Post
Topic
Board Bitcoin Discussion
Re: How merchant will behave when there is hard fork & they are not sure who win?
by
twolifeinexile
on 20/02/2013, 22:49:32 UTC
Then no matter how miners behave, [...]
If a lot of miners leave to a different fork, you're into 51%ing trouble. A lot of it (especially with ASICs around).
But you just ask the guy pay you in both chains (same amount), how could you lose?

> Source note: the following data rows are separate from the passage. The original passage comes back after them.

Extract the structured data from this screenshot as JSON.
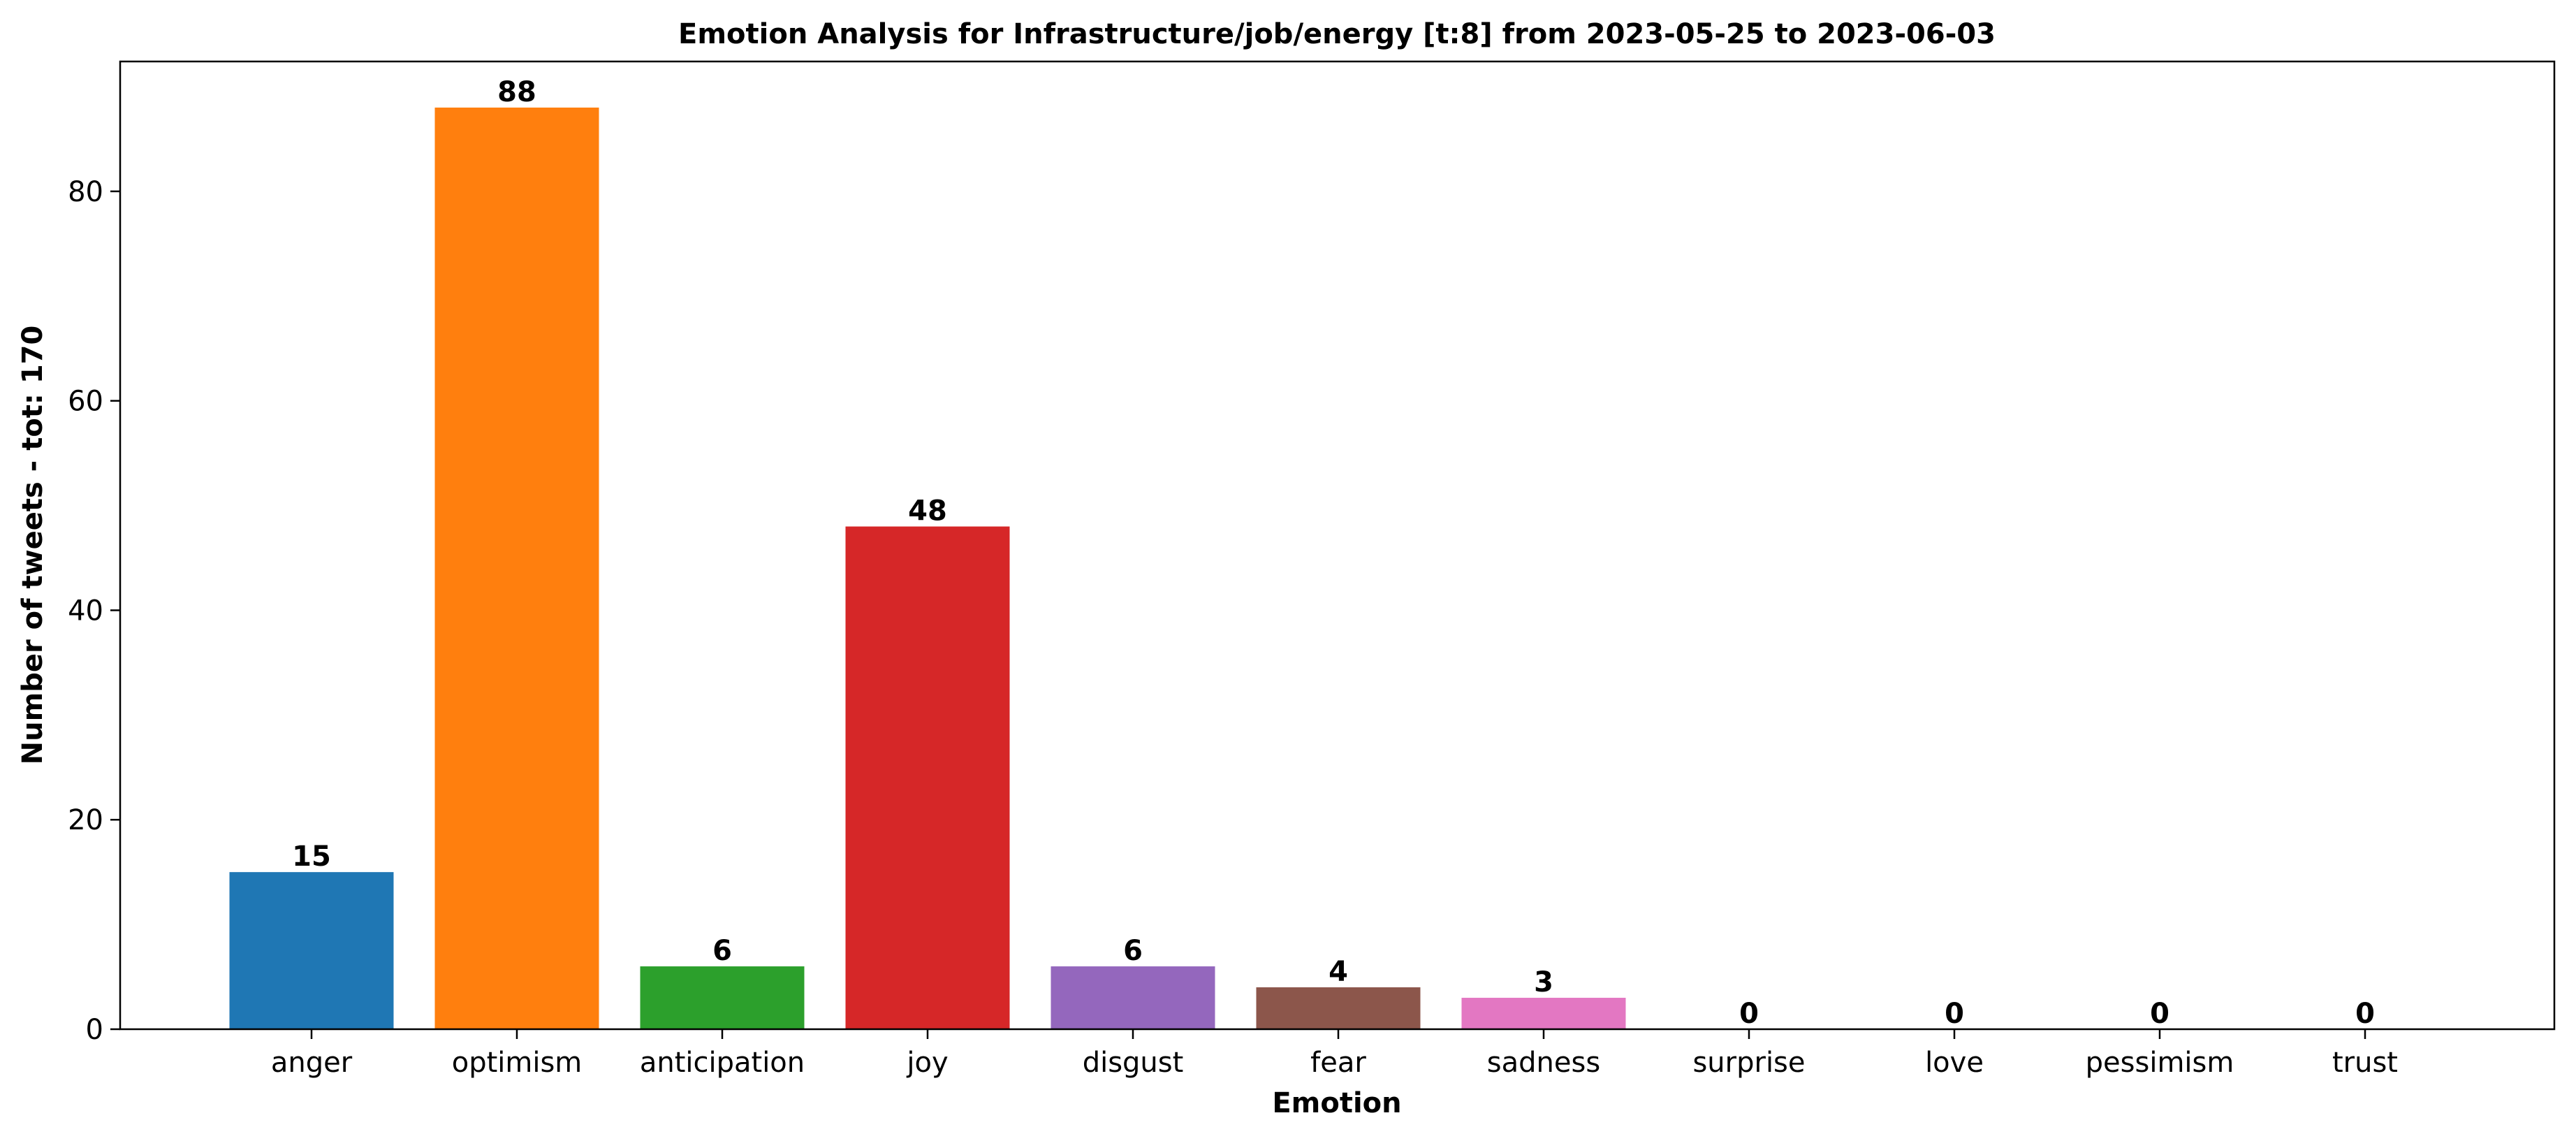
{
  "chart_data": {
    "type": "bar",
    "title": "Emotion Analysis for Infrastructure/job/energy [t:8] from 2023-05-25 to 2023-06-03",
    "xlabel": "Emotion",
    "ylabel": "Number of tweets - tot: 170",
    "categories": [
      "anger",
      "optimism",
      "anticipation",
      "joy",
      "disgust",
      "fear",
      "sadness",
      "surprise",
      "love",
      "pessimism",
      "trust"
    ],
    "values": [
      15,
      88,
      6,
      48,
      6,
      4,
      3,
      0,
      0,
      0,
      0
    ],
    "colors": [
      "#1f77b4",
      "#ff7f0e",
      "#2ca02c",
      "#d62728",
      "#9467bd",
      "#8c564b",
      "#e377c2",
      "#7f7f7f",
      "#bcbd22",
      "#17becf",
      "#1f77b4"
    ],
    "ylim": [
      0,
      92.4
    ],
    "yticks": [
      0,
      20,
      40,
      60,
      80
    ],
    "grid": false,
    "legend": false
  }
}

The guy who pay doesn't care either, since now matter who wins, he spend the same BTC.

The firm I work for, which has made substantial investment into Bitcoin, has already thought quite a bit about this.  This is what we're doing and thinking:

* While this block size issue remains such a big uncertainty, we have drastically slowed our pace of investment and we've shelved some start-ups that were already in progress.  We're not stopping or backing out, but we're proceeding much slower and more cautiously until a clearer resolution to this problem appears.

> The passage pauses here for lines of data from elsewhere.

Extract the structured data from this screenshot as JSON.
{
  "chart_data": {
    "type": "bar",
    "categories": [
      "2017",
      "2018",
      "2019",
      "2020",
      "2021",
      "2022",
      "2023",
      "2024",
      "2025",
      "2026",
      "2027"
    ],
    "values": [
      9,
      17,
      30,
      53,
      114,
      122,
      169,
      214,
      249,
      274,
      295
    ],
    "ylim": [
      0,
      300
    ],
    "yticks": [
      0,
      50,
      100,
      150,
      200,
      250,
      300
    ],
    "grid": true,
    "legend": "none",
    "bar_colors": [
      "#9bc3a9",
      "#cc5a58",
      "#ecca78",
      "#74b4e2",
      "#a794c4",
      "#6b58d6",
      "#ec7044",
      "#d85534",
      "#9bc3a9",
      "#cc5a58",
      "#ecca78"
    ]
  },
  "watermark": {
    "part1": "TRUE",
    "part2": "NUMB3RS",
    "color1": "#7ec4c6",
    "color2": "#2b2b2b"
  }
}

* If we approach the 1MB limit and a solution does not appear forthcoming, we'll cease all new investment.

* If we pass the 1MB limit without a solution, seeing even the slightest hint that Bitcoin's competitive advantages over the conventional banking and payment systems are being eroded due to an inability to scale, we'll dump all our bitcoin assets and holdings.

* If a controversial solution is proposed, with fierce arguments on multiple sides, we will follow Gavin's fork, even if it's not ideal, on all our sites that accept BTC.

* If the fork hits, and there's even the slightest uncertainty as to which will survive, we will immediately dump all our bitcoin assets and holdings.  We will remove Bitcoin from all of our sites that accept multiple payment methods -- at least while we wait to see how things play out.

* If one fork kills off the other, we'll adopt that one and go back to business as usual.

* If both forks survive, with both being widely accepted (for example if Mt.Gox begins accepting Bitcoin-A and Bitcoin-B), we'll accept neither, dump everything, and write off blockchain based currencies and too risky and too unstable.

What we really hope to see is a nice, smooth transition to a system that scales, which very large majority of the network, including major service providers, agree to.

Thanks, this is a real plan of a merchant facing hard fork uncertainty, can I ask why not accepting both Bitcoin-A and Bitcoin-B in the same amount (except you are losing confidence on crytocurrency concept as a whole)?